Fransa ile Türkiye’nin eğitim düzenleri elbette farklıdır. Türkiye, Fransa’nın eğitim düzenini taklit etmek zorunda değildir. Bu beklenti muhtemelen Fransızlara karşı duyulan bir aşağılık kompleksinin sonucudur. Bu kompleksin açıklaması ise psikoloji ilminin konusudur. Ancak Türkiye, Fransa’nın sömürgesi değildir. Türkiye’nin Fransa gibi ülkeleri kayıtsız şartsız taklit ettiği dönemler ise eski Türkiye’de kalmıştır. Yeni Türkiye’de bu tür taklitler geçer akçe değildir; aksine akıl sahipleri için bu tür durumların her biri züldür.

Sorunu nasıl okumalı?

Fransa’da okul açmak isteyenler nasıl ki Fransa MEB’inden izin almak, onun denetimini kabul etmek zorundaysa, aynı durum Türkiye için de geçerlidir. Fransa da Türkiye’de okul açarken, açtığı okullarının faaliyetlerini sürdürürken, Türkiye’nin MEB’inden izin almak ve onun denetimini kabul etmek zorundadır. “Fransa’da lâik eğitim var” iddiasıyla Fransız lâiklik anlayışını ve eğitim düzenini takdis etme çabası beyhudedir.
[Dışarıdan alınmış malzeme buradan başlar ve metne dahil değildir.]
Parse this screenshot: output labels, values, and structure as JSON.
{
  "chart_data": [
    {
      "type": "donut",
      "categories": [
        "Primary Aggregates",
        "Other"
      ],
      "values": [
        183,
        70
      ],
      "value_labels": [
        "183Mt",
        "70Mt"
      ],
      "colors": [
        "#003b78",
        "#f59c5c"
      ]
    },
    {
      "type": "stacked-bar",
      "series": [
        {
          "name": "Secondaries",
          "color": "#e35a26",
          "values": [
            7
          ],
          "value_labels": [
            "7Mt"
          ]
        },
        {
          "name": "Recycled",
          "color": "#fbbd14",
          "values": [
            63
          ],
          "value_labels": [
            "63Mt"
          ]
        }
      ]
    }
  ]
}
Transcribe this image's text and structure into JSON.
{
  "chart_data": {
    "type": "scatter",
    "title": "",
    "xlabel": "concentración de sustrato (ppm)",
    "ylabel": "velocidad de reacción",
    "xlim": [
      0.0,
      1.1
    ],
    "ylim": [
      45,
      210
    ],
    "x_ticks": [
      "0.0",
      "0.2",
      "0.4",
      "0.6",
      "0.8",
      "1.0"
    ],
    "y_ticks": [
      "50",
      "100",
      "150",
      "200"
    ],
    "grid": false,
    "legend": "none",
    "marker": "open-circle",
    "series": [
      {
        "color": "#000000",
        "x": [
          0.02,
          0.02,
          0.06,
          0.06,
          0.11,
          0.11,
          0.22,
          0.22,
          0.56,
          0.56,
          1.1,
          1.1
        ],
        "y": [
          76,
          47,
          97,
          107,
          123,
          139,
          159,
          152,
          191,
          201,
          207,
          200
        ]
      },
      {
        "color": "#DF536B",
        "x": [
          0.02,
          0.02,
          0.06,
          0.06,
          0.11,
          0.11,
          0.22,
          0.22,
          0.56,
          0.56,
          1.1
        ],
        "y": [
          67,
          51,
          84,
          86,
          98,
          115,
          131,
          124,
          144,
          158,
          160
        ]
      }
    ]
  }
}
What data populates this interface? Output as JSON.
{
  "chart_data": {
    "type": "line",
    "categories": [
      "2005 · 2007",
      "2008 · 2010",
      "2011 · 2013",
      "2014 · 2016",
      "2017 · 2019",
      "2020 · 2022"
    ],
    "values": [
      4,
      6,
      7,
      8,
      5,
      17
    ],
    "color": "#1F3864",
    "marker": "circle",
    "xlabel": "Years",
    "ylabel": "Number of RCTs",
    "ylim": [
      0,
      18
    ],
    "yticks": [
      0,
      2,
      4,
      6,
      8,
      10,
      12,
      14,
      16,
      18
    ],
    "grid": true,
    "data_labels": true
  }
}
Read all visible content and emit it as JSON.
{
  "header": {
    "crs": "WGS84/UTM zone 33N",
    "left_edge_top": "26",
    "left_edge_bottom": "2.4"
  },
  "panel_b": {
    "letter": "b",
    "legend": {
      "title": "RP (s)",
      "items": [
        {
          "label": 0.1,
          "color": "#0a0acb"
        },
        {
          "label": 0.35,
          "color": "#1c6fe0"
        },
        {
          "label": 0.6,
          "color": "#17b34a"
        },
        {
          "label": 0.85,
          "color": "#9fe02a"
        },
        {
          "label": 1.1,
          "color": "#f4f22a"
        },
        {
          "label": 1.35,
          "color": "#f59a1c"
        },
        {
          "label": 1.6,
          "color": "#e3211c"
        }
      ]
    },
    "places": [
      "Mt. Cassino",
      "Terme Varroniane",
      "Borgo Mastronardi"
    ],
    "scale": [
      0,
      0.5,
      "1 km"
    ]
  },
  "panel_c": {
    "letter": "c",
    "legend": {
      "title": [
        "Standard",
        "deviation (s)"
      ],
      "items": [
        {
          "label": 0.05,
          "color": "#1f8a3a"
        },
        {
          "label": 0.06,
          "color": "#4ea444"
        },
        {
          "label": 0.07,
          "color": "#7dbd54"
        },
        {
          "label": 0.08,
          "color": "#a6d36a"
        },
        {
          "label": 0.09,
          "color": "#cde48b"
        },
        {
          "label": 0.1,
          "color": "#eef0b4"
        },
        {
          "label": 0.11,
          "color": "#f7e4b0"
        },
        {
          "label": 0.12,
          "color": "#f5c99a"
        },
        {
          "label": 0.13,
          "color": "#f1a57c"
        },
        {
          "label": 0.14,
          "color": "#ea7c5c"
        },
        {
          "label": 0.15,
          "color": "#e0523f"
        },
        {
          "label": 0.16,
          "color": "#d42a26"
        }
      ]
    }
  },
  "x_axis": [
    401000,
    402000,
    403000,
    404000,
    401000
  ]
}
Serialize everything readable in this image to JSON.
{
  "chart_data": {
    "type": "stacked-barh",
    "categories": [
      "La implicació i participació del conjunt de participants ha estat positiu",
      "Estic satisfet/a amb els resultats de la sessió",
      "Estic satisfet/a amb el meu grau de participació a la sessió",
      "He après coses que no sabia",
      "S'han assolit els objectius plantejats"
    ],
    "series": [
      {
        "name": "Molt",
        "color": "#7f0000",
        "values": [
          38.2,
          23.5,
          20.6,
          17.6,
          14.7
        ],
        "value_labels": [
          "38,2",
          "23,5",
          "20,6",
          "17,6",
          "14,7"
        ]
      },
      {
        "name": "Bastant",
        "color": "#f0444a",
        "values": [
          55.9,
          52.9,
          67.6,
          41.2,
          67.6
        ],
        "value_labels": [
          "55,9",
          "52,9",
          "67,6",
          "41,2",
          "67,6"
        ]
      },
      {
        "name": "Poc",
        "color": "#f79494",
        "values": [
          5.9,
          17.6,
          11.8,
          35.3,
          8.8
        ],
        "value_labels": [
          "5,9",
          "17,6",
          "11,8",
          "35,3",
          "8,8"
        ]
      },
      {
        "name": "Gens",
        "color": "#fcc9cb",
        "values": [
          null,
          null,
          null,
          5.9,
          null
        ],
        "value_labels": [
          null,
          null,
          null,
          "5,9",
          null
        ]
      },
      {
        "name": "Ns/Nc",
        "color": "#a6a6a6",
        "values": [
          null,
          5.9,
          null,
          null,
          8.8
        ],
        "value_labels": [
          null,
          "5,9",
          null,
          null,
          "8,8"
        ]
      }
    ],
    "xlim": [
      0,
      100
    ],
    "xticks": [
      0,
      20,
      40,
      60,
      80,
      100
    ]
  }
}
Uluslararası ilişkilerin temeli, doğal olarak karşılıklılık (mütekabiliyet) ilkesine dayanır. Bir okul açmak ve faaliyetini yürütmek için Fransa’da hangi kurallar geçerliyse, mütekabiliyet icabı, Türkiye’de açılmak istenen Fransız okulları için de benzeri kurallar geçerlidir. Fransızlar paşa paşa bu kurallara uyacaklardır. Uymaz iseler paşa paşa okullarını kapatacaklardır. Geçmişte o okullarda AK Partililerin çocuklarının okumuş olması ihtimâli ise bu yalın gerçeği ortadan kaldırmaz.

İkinci Meşrutiyet döneminde bile yabancıların ve azınlıkların okullarında Türk öğretmenler görev yapmışken, yüz yıl sonra aynı okullarda Türk öğretmenlerinin görev yapmasını, Türk eğitim müfredatının bu okullarda geçerli olmasını istemek, bu okullarla savaş olmadığı gibi bu okullara kafayı takmak değildir. Fransa, Türkiye ile münasebetlerinde Türkiye ile eşit olduğunu kabul edecektir. Bu eşitlik Fransa’yı ve Frankofilleri rahatsız ediyor ise (ki Babacan’ı rahatsız ettiği görülüyor), o zaman Fransa ile Türkiye arasında böylesi okul münasebetleri olmayacaktır. Yani Fransız okulları kapanacaktır.

Eski Türkiye’de Frankofil bazı idareler 1942’de Fransa’ya tekrar kapitülasyon iade etmiş ve Türkiye’nin denetim hakkı olmayan okul açma iznini vermiş olabilirler. Bu izin neden kıyamete kadar bağlayıcı olsun?!

1942’de seçimsiz iktidar olanların böyle bir izin verme hakkı varken, 2024’te özgür seçimlerde yüzde 52 oy almış bir iktidarın bu izni iptal etme yetkisi olmayacak mıdır? ABD ve AB tarafından fonlanan bazı medya organlarında, Türkiye’nin hak ve menfaatlerinin aleyhine böyle uçuk kaçık iddiaların olması basın özgürlüğünün icabı olduğu gibi, dost ve düşmanı tanıma bakımından da önemli bir fırsattır. Kıymeti bilinmelidir.